Jens Weinreich (li., hier beim "Play The Game Award 2011" mit Andrew Jennings) ist vom Deutschlandradio entlassen worden.

Jens Weinreich (li., hier beim "Play The Game Award 2011" mit Andrew Jennings) ist vom Deutschlandradio entlassen worden.

Köln -

Jens Weinreich (47) ist ein freier Sportjournalist, der seine Berufung in der kritischen Hintergrund-Berichterstattung sieht. Er schreibt auch für diese Zeitung. Zuletzt war er bei den Olympischen Spielen in London im Einsatz, der Wächterpreisträger konzentrierte sich dabei auf Dopingthemen und Sportpolitik, er betreibt zudem den Blog jensweinreich.de, für den er mit dem Grimme-Online-Award ausgezeichnet wurde.
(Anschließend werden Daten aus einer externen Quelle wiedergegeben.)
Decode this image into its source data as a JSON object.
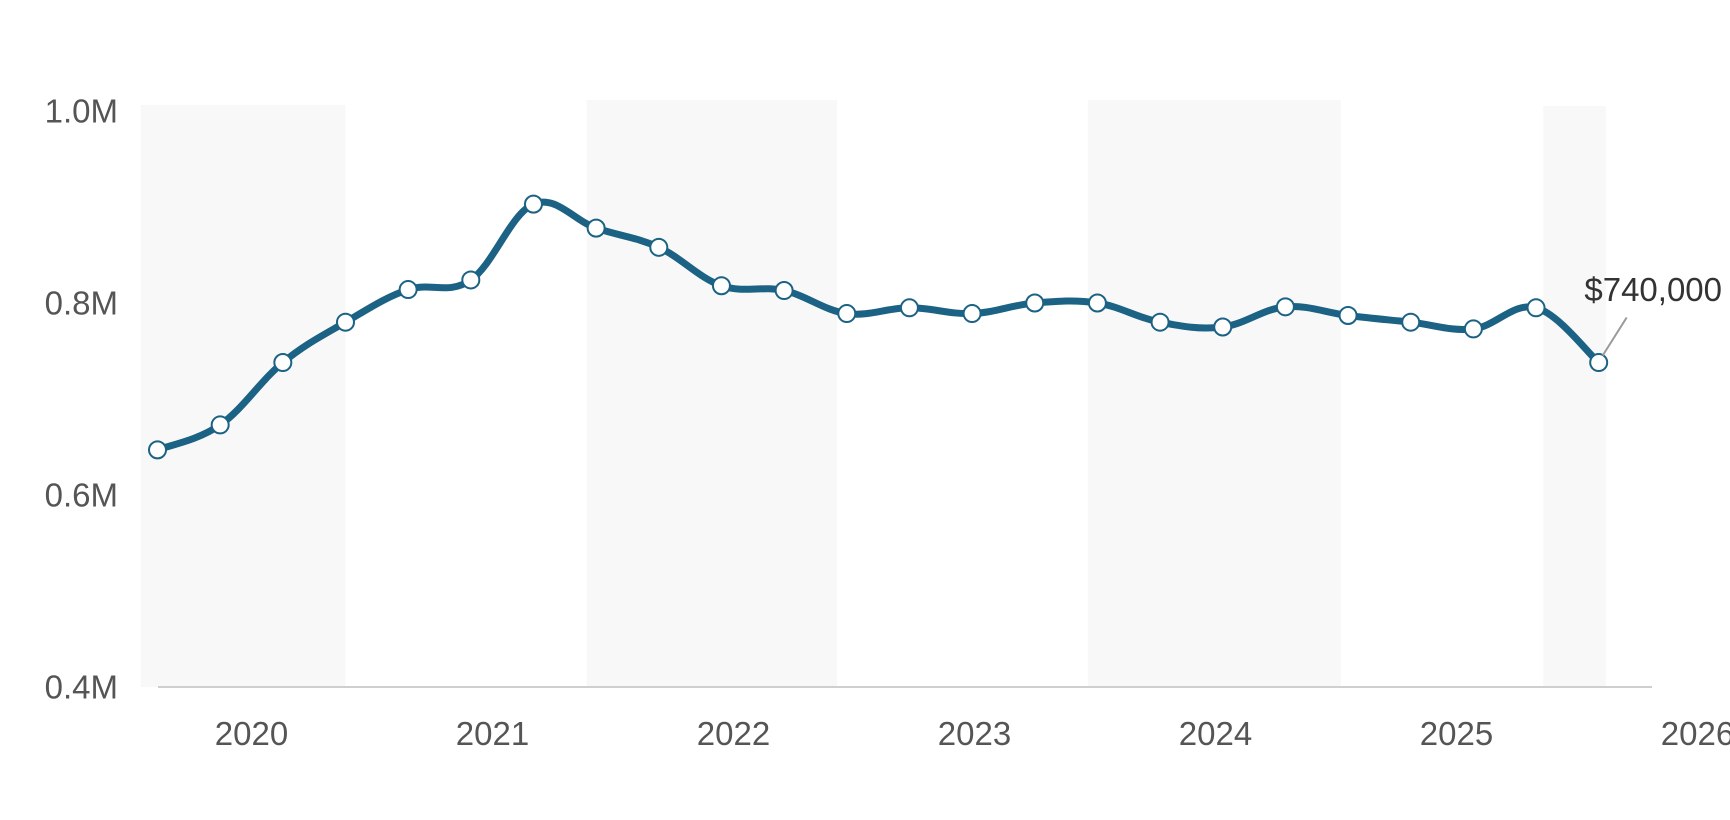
{
  "colors": {
    "line": "#1b6284",
    "marker_fill": "#ffffff",
    "band": "#f8f8f8",
    "axis": "#cfcfcf",
    "tick_text": "#555555",
    "callout_line": "#9a9a9a"
  },
  "chart_data": {
    "type": "line",
    "title": "",
    "xlabel": "",
    "ylabel": "",
    "x_axis": "time (years, quarterly points)",
    "ylim": [
      0.4,
      1.0
    ],
    "y_ticks": [
      {
        "value": 1.0,
        "label": "1.0M"
      },
      {
        "value": 0.8,
        "label": "0.8M"
      },
      {
        "value": 0.6,
        "label": "0.6M"
      },
      {
        "value": 0.4,
        "label": "0.4M"
      }
    ],
    "xlim": [
      2019.54,
      2026.0
    ],
    "x_ticks": [
      {
        "value": 2020.0,
        "label": "2020"
      },
      {
        "value": 2021.0,
        "label": "2021"
      },
      {
        "value": 2022.0,
        "label": "2022"
      },
      {
        "value": 2023.0,
        "label": "2023"
      },
      {
        "value": 2024.0,
        "label": "2024"
      },
      {
        "value": 2025.0,
        "label": "2025"
      },
      {
        "value": 2026.0,
        "label": "2026"
      }
    ],
    "shaded_bands": [
      [
        2019.54,
        2020.39
      ],
      [
        2021.39,
        2022.43
      ],
      [
        2023.47,
        2024.52
      ],
      [
        2025.36,
        2025.62
      ]
    ],
    "grid": false,
    "legend": "none",
    "series": [
      {
        "x": [
          2019.61,
          2019.87,
          2020.13,
          2020.39,
          2020.65,
          2020.91,
          2021.17,
          2021.43,
          2021.69,
          2021.95,
          2022.21,
          2022.47,
          2022.73,
          2022.99,
          2023.25,
          2023.51,
          2023.77,
          2024.03,
          2024.29,
          2024.55,
          2024.81,
          2025.07,
          2025.33,
          2025.59
        ],
        "values": [
          0.647,
          0.673,
          0.738,
          0.78,
          0.814,
          0.824,
          0.903,
          0.878,
          0.858,
          0.818,
          0.813,
          0.789,
          0.795,
          0.789,
          0.8,
          0.8,
          0.78,
          0.775,
          0.796,
          0.787,
          0.78,
          0.773,
          0.795,
          0.738
        ]
      }
    ],
    "annotations": [
      {
        "text": "$740,000",
        "point_index": 23
      }
    ]
  }
}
Dort schrieb er unlängst: „Warum das Deutschlandradio mir Berufsverbot erteilte“. Weinreich führte aus: „Einigen Mitgliedern des Sportausschusses im Bundestag (…) gefällt meine Berichterstattung schon ewig nicht.“ Da er zu kritisch sei, dürfe er nun „nicht mehr für die Sportredaktion des Deutschlandfunks arbeiten. Ich darf überhaupt nicht mehr für das Deutschlandradio arbeiten. Der Sender (DLF und Deutschlandradio Kultur) hat mir Berufsverbot erteilt. Ohne Anhörung. Ohne Angaben von Gründen.“

"Kein politischer Druck"

Geschehen ist dies: Im April kündigte ihm der Sender die viele Jahre währende freie Mitarbeiterschaft fristgerecht auf, die Zusammenarbeit endete drei Monate später, also Ende Juli. Die Sicht des Senders: „Jens Weinreichs Berichterstattung war nicht der Grund der Trennung“, erklärt Birgit Wentzien, Chefredakteurin des Deutschlandfunks: „Es hat keinen politischen Druck gegeben. Und wenn es welchen gegeben hätte, hätten wir ihn aushalten müssen.“

Grund für die Kündigung sei vielmehr Weinreichs schlechtes Verhalten gegenüber den Mitgliedern der Sportredaktion gewesen, er habe die Solidarität verletzt, Kollegen verunglimpft und ihre Kompetenz infrage gestellt. Wentzien weiter: „Er fordert fairen Umgang und muss auch bereit sein, ihn selbst zu leisten.“ Dies sei jedoch am Ende nicht mehr der Fall gewesen. Die Kündigung sei endgültig und unwiderruflich. Weinreich bemerkt dazu, dass Wentzien, die seit April im Amt ist, ihn gar nicht kenne: „Wir hatten nie Kontakt, sie hat auf meine Mails und Anrufe nicht geantwortet. Sie stellt die Dinge völlig falsch dar und bringt vieles durcheinander.“ Durch die Kündigung verliert Weinreich nach eigener Aussage 30 bis 40 Prozent seiner Einkünfte. Wie er den finanziellen Ausfall kompensieren solle, wisse er noch nicht.